I’ve been away and then sick. This post is the start of remembering the lost near the date of the anniversary of the incident that cost all of us their lives. Doing them this way, I’ll often have more than one per week; February had so many anniversaries that I’ve had to split them to share during Lent, to catch up.
Remembered at St. Paul’s/Wellsboro PA February 28, 2015:
Recent Februarys Past
Signage/names/details for this week’s service:
“We remember this week the anniversary of four Black sisters and brothers who died in Februarys past, as a result of split-second fatal mistakes by police, that resulted in the death of Black citizens:
Feb 4, 1999 Mr. Amadou Diallo, age 23. This unarmed Guinean immigrant was shot by police in New York, NY who was reaching for his wallet in his building vestibule. His death sparked mainstream media coverage and national outrage over stop/frisk and profiling policies.
Feb 28, 2003 Mr. Orlando Barlow, age 28. Unarmed, but shot while surrendering on his knees in front of four Las Vegas, NV police officers called to defuse a domestic dispute. The officer who shot him and two other officers were fired after they printed T-shirts with the initials “BDRT” — “Baby’s Daddy Removal Team.”.

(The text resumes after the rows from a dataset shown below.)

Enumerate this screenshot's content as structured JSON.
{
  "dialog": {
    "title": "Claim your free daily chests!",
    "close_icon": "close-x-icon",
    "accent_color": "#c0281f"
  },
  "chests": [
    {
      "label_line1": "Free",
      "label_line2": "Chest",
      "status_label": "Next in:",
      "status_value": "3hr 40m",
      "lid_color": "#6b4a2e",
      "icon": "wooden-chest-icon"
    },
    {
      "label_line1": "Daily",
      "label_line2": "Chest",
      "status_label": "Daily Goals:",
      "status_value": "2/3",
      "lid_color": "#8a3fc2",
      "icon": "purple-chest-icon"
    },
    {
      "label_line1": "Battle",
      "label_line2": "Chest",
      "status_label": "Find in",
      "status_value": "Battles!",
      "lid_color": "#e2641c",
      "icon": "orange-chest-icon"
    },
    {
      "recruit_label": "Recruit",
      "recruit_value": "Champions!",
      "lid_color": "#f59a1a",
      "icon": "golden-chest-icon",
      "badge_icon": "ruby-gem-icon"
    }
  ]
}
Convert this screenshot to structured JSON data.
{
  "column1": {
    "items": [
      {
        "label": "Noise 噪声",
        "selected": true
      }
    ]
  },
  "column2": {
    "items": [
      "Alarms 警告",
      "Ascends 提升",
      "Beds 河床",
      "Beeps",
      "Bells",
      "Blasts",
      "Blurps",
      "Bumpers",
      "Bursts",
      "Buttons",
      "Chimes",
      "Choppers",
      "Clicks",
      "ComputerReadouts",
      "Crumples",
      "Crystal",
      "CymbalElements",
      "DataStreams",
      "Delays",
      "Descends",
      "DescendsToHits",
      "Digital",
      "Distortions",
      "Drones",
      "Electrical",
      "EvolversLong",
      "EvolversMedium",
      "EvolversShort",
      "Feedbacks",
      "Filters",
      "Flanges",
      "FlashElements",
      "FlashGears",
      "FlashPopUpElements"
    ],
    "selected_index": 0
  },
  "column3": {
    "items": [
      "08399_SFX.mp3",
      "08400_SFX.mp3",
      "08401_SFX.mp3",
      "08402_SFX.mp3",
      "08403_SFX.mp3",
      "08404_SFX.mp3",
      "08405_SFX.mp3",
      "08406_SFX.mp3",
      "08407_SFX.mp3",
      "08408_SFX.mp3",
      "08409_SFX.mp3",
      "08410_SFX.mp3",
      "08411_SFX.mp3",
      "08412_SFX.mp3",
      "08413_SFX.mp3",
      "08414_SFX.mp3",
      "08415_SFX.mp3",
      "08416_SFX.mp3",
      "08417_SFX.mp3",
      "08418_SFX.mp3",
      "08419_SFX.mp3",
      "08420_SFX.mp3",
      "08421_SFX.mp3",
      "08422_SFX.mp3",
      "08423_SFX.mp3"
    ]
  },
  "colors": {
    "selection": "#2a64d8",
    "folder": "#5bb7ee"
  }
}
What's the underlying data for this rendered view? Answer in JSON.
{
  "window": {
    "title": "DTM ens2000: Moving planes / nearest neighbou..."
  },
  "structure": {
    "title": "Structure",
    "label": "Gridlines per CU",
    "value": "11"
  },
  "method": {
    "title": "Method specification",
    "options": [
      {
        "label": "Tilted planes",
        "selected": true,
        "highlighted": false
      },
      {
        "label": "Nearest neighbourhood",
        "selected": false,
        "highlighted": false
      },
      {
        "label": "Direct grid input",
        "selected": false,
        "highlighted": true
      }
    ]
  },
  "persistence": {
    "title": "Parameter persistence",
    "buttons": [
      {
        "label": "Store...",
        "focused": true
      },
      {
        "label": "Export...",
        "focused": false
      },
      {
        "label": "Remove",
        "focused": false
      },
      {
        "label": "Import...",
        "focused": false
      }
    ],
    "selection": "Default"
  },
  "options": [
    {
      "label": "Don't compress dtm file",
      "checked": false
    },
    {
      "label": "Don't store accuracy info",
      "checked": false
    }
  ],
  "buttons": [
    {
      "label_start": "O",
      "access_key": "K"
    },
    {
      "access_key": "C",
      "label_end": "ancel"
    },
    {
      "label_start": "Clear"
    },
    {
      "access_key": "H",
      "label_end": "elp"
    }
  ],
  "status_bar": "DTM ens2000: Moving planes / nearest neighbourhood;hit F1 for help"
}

Feb 1, 2012 Stephon Watts, age 15. Parents had called for help with their autistic son per his therapist’s directions, but he was shot in the head by responding Calumet City, IN officers familiar with his condition (and previous, non-lethal “help”).
Feb 2, 2012 Mr. Ramarley Graham, age 18. This unarmed Bronx, NY teen was shot to death by police after they chased him into his family’s apartment building; they’d seen him adjusting his waistband.
I ask your prayers and your responses to these questions: Who were these people before they were killed? Had they ever done anything qualifying them for the death penalty? What, if anything, did their communities learn from this event?”
Closing Song: MY SISTERS AND BROTHERS
The post title comes from the reflection I’ve been having for some time, that these memorials are the present-day equivalent of this (only now we’ve learned to get the names):
Yes, this used to happen quite often. Somehow it doesn’t feel good enough that we’ve learned to try to get the names of the people we do this to in the USA.
I sat with all this long enough that a new song came. It will be sung unaccompanied, with each verse modulating up from deepest voice in V. 1, to a near-howl by the end:
MANY THOUSAND GONE
Learned from the singing of Odetta, this traditional Negro spiritual’s tune is familiar to many because Bob Dylan “borrowed” it for “Blowing in the Wind.” This version was written in memory of Black lives lost at the hands of badge-wearers who made split-second, tragic, fatal mistakes. These cost our whole planet’s people the lives of the individuals killed– as well as the generations of people who would have flowed from them in the unfolding of time. As white people, it is most appropriate that we sing about losing not our lives– because for the most part we’re safe– but the unearned Privilege that allows this.
Lyrics (c) 2015 Susan Oldberg Hinton for The Good News-Goodtime Band.
1. No more precious lives to mourn, no more, no more!
No more precious lives to mourn, many thousand… gone.
2. No more patient waiting, no more, no more!
No more patient waiting, many thousand… gone.
3. No more outraged silence, no more, no more!
No more outraged silence, many thousand… gone.
4. No more holding back for me, no more, no more!
No more holding back for me, many thousand… gone.
5. No more unearned privilege, no more, no more!
No more unearned privilege, many thousand… gone.
6. No more sorrow songs for me, no more, no more!
No more sorrow songs for me, many thousand… gone.